Fortunately, the pharmaceutical industry understands this process and continuously creates the more sophisticated antibiotics. It is an ongoing battle between rapidly mutating bacteria and laboratory scientists, but our ability to stay one step ahead of the superbugs depends on an understanding of evolution at a microscopic level, not quite appreciated by Darwin at the time for what it was, but successfully applied by others later from the basic principle.
The same is true about the food supply, where selective breeding of crops to produce higher yields and less loss at the farm goes back to the 19th century. Enjoying corn on the cob and whole wheat bread are not politically controversial or religiously suspect, even though the existence of these products depended on decades of cross-breeding based on genetic principles.
While one’s beliefs are important, imprinted largely indelibly, typically with the same parent to child propagation as one’s genes, there is also an operating reality that sometimes diverges from what we are taught. It may be better, as these realities of science are conveyed with some public resistance, to begin at the non-controversial conclusion and work backwards to the transforming insights that created those benefits that we have already accepted. Evolution on a molecular or chemical level has been the way of the world, something observed in a hospital every hour, though not always recognized as an offshoot of evolution, applicable in both anthropology where it causes discomfort to some and in medical care where the consequences of that same principle are accepted with little opposition.

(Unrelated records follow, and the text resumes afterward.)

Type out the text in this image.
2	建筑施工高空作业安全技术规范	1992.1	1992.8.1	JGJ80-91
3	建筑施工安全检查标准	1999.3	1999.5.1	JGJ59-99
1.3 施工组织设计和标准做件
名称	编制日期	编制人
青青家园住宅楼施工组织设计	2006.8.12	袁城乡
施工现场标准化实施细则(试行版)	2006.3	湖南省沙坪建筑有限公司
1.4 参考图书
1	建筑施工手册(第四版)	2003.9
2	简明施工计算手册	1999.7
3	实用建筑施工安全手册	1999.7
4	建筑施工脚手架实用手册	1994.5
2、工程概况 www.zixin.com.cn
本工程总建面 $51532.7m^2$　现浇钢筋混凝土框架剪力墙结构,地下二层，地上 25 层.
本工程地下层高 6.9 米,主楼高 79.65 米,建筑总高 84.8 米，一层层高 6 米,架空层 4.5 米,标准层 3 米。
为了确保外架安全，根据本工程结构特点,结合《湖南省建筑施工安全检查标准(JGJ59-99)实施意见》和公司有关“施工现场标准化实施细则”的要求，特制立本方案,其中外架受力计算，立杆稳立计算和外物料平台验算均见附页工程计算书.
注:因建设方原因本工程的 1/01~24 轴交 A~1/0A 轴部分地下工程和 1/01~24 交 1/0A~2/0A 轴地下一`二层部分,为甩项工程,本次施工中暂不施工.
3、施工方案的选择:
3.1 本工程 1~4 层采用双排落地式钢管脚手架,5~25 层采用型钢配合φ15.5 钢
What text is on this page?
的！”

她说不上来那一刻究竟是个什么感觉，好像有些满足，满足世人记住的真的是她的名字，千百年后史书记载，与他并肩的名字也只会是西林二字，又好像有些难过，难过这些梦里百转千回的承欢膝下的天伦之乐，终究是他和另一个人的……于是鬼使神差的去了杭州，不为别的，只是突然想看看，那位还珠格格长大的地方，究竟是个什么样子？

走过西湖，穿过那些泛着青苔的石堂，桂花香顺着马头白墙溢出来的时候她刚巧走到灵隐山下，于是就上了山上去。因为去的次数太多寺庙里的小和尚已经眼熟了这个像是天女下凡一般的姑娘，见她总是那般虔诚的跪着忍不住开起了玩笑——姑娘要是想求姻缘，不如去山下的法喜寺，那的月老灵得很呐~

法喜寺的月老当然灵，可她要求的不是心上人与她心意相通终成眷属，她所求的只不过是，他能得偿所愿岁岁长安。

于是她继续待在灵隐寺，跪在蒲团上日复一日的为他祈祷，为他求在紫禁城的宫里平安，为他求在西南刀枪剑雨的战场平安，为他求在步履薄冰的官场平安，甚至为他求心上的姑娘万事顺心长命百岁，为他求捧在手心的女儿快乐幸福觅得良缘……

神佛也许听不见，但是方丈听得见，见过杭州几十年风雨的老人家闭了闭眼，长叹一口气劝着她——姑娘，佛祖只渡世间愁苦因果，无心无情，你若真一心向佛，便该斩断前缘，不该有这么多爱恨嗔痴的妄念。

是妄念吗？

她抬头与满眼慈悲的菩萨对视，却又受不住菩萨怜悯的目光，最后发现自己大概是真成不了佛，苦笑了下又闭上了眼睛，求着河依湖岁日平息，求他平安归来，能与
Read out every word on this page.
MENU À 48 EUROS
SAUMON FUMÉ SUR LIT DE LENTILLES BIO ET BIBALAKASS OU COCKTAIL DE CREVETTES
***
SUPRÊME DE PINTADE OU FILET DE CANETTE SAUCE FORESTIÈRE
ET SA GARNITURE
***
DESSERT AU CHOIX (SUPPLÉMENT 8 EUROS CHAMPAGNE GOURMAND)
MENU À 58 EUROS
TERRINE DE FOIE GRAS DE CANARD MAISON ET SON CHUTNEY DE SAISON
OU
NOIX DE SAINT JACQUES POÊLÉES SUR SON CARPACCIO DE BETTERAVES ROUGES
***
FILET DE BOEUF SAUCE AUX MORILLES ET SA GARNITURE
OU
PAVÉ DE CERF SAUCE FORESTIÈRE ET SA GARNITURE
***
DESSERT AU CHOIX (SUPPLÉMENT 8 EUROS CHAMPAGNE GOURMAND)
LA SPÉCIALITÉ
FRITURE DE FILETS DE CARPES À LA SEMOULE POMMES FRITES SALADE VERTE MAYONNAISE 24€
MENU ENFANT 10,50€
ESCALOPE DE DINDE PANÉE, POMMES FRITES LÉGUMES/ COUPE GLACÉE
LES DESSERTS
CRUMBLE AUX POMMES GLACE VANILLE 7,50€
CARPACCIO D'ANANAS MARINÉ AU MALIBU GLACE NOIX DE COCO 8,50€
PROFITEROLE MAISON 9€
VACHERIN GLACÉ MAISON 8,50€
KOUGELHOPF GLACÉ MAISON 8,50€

Perhaps when confronting those who deny the science of evolution, we should start by seeking agreement that everyone is happy we have perfected the insulin we give to diabetics, understand how bacteria became resistant to antibiotics, and can enjoy corn-on-cob. From there we can point out that none of these innovations is possible without a thorough understanding of the way evolution shapes biology through the mutation of genes. Rather than starting out with first principles, evolution versus creationism, let’s consider starting at the other end.